В выцветших глазах старухи стояли слезы, циркачка тоже заплакала, а Алена закричала истошно:

– Сонька! Ты жива?

– Герман Петрович! – заговорил Морг официально. – Вы обязаны объяснить этот казус, или я за себя не ручаюсь, то есть я на грани оказаться в вашем заведении.

Дальше Егор уже ничего не помнил, кроме любимого лица, юного, страстного, измученного. Из преображенного мира его грубо вырвал один вопрос, и он увидел себя и всех остальных сидящими за овальным столом в комнате Ады, где приоткрыта дверь на балкон, колышется прозрачная занавесь, отец крепко держит дочь за руку (какие у нее красные, огрубевшие руки), и светлый ангел умиляется с потолка.

Вопрос задала Алена:

– Егор, куда ты дел Рому?

– Я выпустил его на волю.

– В каком смысле?

– Он пошел за сигаретами.

– Нашел тоже время!

Банальный бытовой диалог, но потаенным холодком повеяло вдруг, все переглянулись, со страхом обходя взглядом Соню, помня, видя ее мертвое тело в прихожей, в луже крови, в италья-ских кроссовках, в американском платье, ее волосы редчайшего медового оттенка, благоухающие лавандой. И она заговорила.

* * *

– Меня мама рано разбудила и отправила заниматься.

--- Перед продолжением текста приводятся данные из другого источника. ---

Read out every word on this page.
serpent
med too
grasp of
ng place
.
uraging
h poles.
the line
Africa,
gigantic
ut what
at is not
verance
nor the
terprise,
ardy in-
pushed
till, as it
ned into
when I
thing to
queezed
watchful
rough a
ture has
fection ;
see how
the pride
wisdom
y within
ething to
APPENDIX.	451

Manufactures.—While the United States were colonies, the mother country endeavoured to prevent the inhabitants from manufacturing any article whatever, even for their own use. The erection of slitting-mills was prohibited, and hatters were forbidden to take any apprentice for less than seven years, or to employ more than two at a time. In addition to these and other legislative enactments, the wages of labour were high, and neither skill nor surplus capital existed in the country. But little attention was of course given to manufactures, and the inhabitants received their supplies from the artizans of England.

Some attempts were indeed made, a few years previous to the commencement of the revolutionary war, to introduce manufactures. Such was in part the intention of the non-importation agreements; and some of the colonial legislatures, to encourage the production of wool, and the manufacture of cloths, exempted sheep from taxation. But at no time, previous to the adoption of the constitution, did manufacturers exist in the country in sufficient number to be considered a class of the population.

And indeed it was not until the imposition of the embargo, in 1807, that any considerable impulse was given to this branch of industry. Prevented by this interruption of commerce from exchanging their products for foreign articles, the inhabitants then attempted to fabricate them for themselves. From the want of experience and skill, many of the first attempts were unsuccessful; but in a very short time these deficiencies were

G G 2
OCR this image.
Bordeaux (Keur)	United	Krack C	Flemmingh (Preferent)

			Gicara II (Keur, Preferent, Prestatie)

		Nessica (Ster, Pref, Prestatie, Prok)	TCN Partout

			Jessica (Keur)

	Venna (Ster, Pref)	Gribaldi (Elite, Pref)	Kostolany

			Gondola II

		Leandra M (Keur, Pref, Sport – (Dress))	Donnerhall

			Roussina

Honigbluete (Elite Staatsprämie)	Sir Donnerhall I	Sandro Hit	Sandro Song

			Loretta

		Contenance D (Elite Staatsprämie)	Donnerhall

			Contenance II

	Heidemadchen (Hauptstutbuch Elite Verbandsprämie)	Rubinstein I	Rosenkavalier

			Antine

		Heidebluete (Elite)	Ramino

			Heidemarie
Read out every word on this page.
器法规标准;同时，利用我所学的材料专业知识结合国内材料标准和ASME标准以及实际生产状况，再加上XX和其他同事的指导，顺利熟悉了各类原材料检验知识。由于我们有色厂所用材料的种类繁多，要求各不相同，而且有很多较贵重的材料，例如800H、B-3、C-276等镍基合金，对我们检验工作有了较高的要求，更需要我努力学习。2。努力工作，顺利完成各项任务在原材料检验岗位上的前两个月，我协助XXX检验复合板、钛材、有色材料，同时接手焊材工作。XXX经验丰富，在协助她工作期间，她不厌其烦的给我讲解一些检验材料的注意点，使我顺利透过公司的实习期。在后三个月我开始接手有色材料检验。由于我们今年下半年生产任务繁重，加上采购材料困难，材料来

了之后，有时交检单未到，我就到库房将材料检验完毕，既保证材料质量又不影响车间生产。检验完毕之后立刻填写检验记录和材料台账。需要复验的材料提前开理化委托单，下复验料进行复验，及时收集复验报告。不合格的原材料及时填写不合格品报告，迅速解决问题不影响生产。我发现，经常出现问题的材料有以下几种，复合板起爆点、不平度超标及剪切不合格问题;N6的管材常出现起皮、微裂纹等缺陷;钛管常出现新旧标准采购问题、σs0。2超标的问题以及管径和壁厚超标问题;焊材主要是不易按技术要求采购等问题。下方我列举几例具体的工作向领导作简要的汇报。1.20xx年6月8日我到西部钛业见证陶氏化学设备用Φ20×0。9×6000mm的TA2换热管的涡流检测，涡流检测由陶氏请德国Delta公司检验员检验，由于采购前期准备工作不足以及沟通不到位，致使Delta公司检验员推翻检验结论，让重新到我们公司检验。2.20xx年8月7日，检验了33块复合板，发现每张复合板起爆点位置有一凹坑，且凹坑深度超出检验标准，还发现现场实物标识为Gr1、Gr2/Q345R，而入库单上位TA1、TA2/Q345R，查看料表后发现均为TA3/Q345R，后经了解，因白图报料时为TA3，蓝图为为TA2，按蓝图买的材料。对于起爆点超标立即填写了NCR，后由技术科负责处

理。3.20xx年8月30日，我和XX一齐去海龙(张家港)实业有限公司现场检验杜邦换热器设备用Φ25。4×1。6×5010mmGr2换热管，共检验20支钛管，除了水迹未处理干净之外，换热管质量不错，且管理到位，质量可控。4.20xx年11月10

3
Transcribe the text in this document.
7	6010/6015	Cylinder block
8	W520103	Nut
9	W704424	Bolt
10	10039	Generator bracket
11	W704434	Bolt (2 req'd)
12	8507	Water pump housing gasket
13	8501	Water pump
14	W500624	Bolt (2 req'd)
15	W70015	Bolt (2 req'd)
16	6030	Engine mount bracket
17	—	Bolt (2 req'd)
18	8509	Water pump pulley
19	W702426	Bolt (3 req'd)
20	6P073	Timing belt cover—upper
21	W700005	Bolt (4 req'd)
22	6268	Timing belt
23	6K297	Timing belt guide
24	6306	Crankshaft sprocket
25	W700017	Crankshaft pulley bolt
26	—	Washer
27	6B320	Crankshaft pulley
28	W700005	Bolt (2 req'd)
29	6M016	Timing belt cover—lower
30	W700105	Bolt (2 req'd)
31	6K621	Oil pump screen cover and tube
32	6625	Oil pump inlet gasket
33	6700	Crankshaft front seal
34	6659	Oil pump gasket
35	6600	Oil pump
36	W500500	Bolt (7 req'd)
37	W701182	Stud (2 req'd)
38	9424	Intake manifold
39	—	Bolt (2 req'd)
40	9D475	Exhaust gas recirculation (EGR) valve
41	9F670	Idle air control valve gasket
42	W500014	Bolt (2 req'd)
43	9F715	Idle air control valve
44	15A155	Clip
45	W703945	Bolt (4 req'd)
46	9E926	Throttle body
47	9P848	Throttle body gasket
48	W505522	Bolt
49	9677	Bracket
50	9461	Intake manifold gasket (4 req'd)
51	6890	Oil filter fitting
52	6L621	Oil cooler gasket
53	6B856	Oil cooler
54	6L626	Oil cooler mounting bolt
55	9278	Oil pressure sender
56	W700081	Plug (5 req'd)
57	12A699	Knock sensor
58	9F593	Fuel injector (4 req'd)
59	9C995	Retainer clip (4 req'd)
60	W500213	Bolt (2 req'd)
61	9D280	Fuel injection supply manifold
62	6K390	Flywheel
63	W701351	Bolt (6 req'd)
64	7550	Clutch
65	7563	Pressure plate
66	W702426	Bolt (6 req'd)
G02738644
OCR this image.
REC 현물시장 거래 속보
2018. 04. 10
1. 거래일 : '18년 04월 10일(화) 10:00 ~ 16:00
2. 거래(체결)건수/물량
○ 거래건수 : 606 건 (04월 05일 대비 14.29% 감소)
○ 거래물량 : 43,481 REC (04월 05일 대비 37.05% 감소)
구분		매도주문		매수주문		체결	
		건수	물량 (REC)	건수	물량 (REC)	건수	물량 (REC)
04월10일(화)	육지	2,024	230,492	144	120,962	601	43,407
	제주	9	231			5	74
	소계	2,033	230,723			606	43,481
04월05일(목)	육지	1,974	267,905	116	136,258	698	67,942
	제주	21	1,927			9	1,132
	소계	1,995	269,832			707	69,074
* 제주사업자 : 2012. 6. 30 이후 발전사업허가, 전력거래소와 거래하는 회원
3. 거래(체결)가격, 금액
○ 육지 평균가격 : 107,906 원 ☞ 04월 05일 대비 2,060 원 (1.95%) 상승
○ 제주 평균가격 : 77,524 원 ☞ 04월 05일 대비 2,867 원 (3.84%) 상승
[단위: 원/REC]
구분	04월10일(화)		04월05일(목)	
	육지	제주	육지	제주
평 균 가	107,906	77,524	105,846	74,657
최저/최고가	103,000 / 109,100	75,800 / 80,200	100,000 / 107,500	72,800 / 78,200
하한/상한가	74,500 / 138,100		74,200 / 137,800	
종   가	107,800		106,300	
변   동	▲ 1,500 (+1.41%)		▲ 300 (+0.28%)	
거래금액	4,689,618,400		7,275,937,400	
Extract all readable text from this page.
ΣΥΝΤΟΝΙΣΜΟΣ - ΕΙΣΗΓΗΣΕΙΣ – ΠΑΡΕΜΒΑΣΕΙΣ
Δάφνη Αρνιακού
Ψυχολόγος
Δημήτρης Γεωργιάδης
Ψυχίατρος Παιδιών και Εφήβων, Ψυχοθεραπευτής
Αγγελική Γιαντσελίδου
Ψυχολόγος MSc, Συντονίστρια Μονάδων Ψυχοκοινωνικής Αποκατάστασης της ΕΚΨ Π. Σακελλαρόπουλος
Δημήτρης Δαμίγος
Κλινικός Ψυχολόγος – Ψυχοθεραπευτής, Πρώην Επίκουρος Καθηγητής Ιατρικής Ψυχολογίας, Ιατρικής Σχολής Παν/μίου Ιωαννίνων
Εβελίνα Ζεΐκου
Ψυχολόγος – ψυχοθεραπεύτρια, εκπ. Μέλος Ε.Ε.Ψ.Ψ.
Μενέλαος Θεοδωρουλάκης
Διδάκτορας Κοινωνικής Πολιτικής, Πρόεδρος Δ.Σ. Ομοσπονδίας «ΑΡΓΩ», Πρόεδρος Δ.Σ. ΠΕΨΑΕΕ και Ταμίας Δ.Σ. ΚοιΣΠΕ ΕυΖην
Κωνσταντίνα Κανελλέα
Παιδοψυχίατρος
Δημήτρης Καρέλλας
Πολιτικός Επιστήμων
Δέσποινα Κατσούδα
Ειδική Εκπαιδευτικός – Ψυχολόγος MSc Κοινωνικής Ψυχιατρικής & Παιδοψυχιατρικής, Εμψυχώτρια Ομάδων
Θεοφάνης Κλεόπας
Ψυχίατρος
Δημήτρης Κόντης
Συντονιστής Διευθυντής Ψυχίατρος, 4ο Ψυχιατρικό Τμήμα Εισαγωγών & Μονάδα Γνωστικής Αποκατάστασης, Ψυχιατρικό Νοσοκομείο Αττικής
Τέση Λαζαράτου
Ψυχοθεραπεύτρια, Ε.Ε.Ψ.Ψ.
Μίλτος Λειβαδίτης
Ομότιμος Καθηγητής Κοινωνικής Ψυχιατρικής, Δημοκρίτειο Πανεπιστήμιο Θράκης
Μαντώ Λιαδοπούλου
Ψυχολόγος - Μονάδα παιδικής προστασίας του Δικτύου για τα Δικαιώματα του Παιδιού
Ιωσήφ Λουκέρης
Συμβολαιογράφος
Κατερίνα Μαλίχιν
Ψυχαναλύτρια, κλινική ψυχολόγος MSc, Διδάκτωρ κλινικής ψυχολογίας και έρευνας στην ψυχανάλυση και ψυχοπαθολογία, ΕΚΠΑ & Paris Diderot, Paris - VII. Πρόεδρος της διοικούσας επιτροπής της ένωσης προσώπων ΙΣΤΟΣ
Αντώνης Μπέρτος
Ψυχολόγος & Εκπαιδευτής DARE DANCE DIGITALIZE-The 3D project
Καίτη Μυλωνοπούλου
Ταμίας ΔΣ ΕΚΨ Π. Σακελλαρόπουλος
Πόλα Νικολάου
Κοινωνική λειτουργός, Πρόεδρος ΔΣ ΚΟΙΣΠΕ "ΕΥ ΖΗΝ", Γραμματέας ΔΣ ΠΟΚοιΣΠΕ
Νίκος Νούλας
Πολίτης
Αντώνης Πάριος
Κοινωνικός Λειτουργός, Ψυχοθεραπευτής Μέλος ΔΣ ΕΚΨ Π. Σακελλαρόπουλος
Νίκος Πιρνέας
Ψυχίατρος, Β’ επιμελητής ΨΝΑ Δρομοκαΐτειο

– Ты не взяла с собой никакой сумки? – спросил Егор, с удивлением ощущая в себе охотника, идущего по следу любимой, тогда как еще вчера считал, что не посмеет и взглянуть на нее.

– Мама собиралась абсолютно все мыть и чистить. Я пошла в этом сафари, тетрадку в карман засунула и ключ, тут ведь рядом. Но ничего не лезло в голову…

Она мельком взглянула на Егора, он возликовал, душа разрывалась: вот она – любовь, и смерть – там, на парадной лестнице; от последнего испытания ее надо уберечь во что бы то ни стало – он все взял на себя.

– Около одиннадцати я вернулась, позвонила, никто не открывает, думаю: мама в прачечной. Отворила дверь, захлопнула и остановилась. В прихожей было тихо и темно, только узкий луч падал из маминой комнаты и отражался в зеркале. Я остановилась, потому что вдруг услышала скрип и увидела, как медленно открывается в кухне дверь на черный ход. Стало как-то не по себе. И тут появился Антоша. Я хотела его окликнуть, подойти, но его лицо… Господи, что это было за лицо!

– Сонечка, – отец быстро погладил и поцеловал ей руку, – не останавливайся на подробностях, не вороши…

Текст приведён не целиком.